The central bank of Malawi announced that crypto is not legal in the country and that the institution is against crypto-related activities, local news agency Nyasa Times reports on May 27.

The Reserve Bank of Malawi (RBM) has stated that cryptocurrencies are not legal tender in Malawi and do not represent a substitute to the Malawi kwacha (MWK), the local fiat currency of the southeast African country.

The bank has warned its citizens that the government is not planning to recognize investments in cryptocurrencies such as bitcoin (BTC), according to a statement from RBM Governor Dalitso Kabambe on Monday.

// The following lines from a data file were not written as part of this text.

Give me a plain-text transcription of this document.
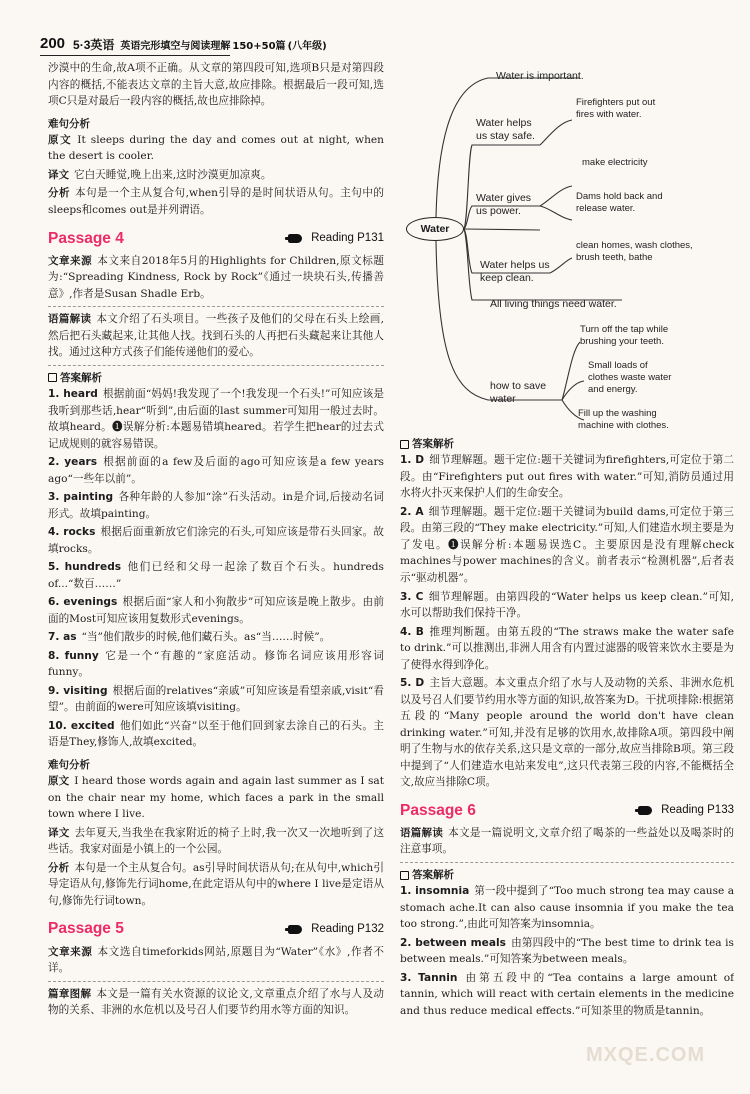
200 5·3英语 英语完形填空与阅读理解 150+50篇 (八年级)

沙漠中的生命,故A项不正确。从文章的第四段可知,选项B只是对第四段内容的概括,不能表达文章的主旨大意,故应排除。根据最后一段可知,选项C只是对最后一段内容的概括,故也应排除掉。

难句分析

原文 It sleeps during the day and comes out at night, when the desert is cooler.

译文 它白天睡觉,晚上出来,这时沙漠更加凉爽。

分析 本句是一个主从复合句,when引导的是时间状语从句。主句中的sleeps和comes out是并列谓语。

Passage 4	Reading P131

文章来源 本文来自2018年5月的Highlights for Children,原文标题为:“Spreading Kindness, Rock by Rock”《通过一块块石头,传播善意》,作者是Susan Shadle Erb。

语篇解读 本文介绍了石头项目。一些孩子及他们的父母在石头上绘画,然后把石头藏起来,让其他人找。找到石头的人再把石头藏起来让其他人找。通过这种方式孩子们能传递他们的爱心。

答案解析

1. heard 根据前面“妈妈!我发现了一个!我发现一个石头!”可知应该是我听到那些话,hear“听到”,由后面的last summer可知用一般过去时。故填heard。❶误解分析:本题易错填heared。若学生把hear的过去式记成规则的就容易错误。

2. years 根据前面的a few及后面的ago可知应该是a few years ago“一些年以前”。

3. painting 各种年龄的人参加“涂”石头活动。in是介词,后接动名词形式。故填painting。

4. rocks 根据后面重新放它们涂完的石头,可知应该是带石头回家。故填rocks。

5. hundreds 他们已经和父母一起涂了数百个石头。hundreds of...“数百……”

6. evenings 根据后面“家人和小狗散步”可知应该是晚上散步。由前面的Most可知应该用复数形式evenings。

7. as “当”他们散步的时候,他们藏石头。as“当……时候”。

8. funny 它是一个“有趣的”家庭活动。修饰名词应该用形容词funny。

9. visiting 根据后面的relatives“亲戚”可知应该是看望亲戚,visit“看望”。由前面的were可知应该填visiting。

10. excited 他们如此“兴奋”以至于他们回到家去涂自己的石头。主语是They,修饰人,故填excited。

难句分析

原文 I heard those words again and again last summer as I sat on the chair near my home, which faces a park in the small town where I live.

译文 去年夏天,当我坐在我家附近的椅子上时,我一次又一次地听到了这些话。我家对面是小镇上的一个公园。

分析 本句是一个主从复合句。as引导时间状语从句;在从句中,which引导定语从句,修饰先行词home,在此定语从句中的where I live是定语从句,修饰先行词town。

Passage 5	Reading P132

文章来源 本文选自timeforkids网站,原题目为“Water”《水》,作者不详。

篇章图解 本文是一篇有关水资源的议论文,文章重点介绍了水与人及动物的关系、非洲的水危机以及号召人们要节约用水等方面的知识。

Water
Water is important.
Water helps us stay safe.
Firefighters put out fires with water.
Water gives us power.
make electricity
Dams hold back and release water.
Water helps us keep clean.
clean homes, wash clothes, brush teeth, bathe
All living things need water.
how to save water
Turn off the tap while brushing your teeth.
Small loads of clothes waste water and energy.
Fill up the washing machine with clothes.
答案解析

1. D 细节理解题。题干定位:题干关键词为firefighters,可定位于第二段。由“Firefighters put out fires with water.”可知,消防员通过用水将火扑灭来保护人们的生命安全。

2. A 细节理解题。题干定位:题干关键词为build dams,可定位于第三段。由第三段的“They make electricity.”可知,人们建造水坝主要是为了发电。❶误解分析:本题易误选C。主要原因是没有理解check machines与power machines的含义。前者表示“检测机器”,后者表示“驱动机器”。

3. C 细节理解题。由第四段的“Water helps us keep clean.”可知,水可以帮助我们保持干净。

4. B 推理判断题。由第五段的“The straws make the water safe to drink.”可以推测出,非洲人用含有内置过滤器的吸管来饮水主要是为了使得水得到净化。

5. D 主旨大意题。本文重点介绍了水与人及动物的关系、非洲水危机以及号召人们要节约用水等方面的知识,故答案为D。干扰项排除:根据第五段的“Many people around the world don't have clean drinking water.”可知,并没有足够的饮用水,故排除A项。第四段中阐明了生物与水的依存关系,这只是文章的一部分,故应当排除B项。第三段中提到了“人们建造水电站来发电”,这只代表第三段的内容,不能概括全文,故应当排除C项。

Passage 6	Reading P133

语篇解读 本文是一篇说明文,文章介绍了喝茶的一些益处以及喝茶时的注意事项。

答案解析

1. insomnia 第一段中提到了“Too much strong tea may cause a stomach ache.It can also cause insomnia if you make the tea too strong.”,由此可知答案为insomnia。

2. between meals 由第四段中的“The best time to drink tea is between meals.”可知答案为between meals。

3. Tannin 由第五段中的“Tea contains a large amount of tannin, which will react with certain elements in the medicine and thus reduce medical effects.”可知茶里的物质是tannin。

MXQE.COM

The official reportedly claimed that the bank has advised the public that all crypto-related activities such as purchasing, trading or using cryptocurrency as payment are made at an individual’s own risk. Kabambe stressed that there is no institution in the government that oversees crypto trading and regulates the parties involved in the industry.

In this regard, the governor named major risks associated with crypto investments, including money laundering and security breaches, as well as vulnerabilities to hacks and fraudulent activities.

Kabambe also noted that there is no crypto exchange that has been registered in the country, a fact that represents another risk factor for local people wishing to invest in crypto.

According to the report, the RBM’s official statement has followed a growing interest from the country’s residents on the matter, including the increased number of crypto-related enquiries to the bank.

On the other hand, Kabambe said that the RBM is aware of the potential of blockchain, the underlying technology of most cryptocurrencies that has particular use cases in a number of industries. He added that the bank will continue to track global developments regarding the technology, and reserves the right to review its stance and regulatory position if considers it to be necessary.

Earlier this year, the South African Reserve Bank released a consultation paper revealing that the local government did not plan to ban either cryptocurrency trading or crypto payments at the time.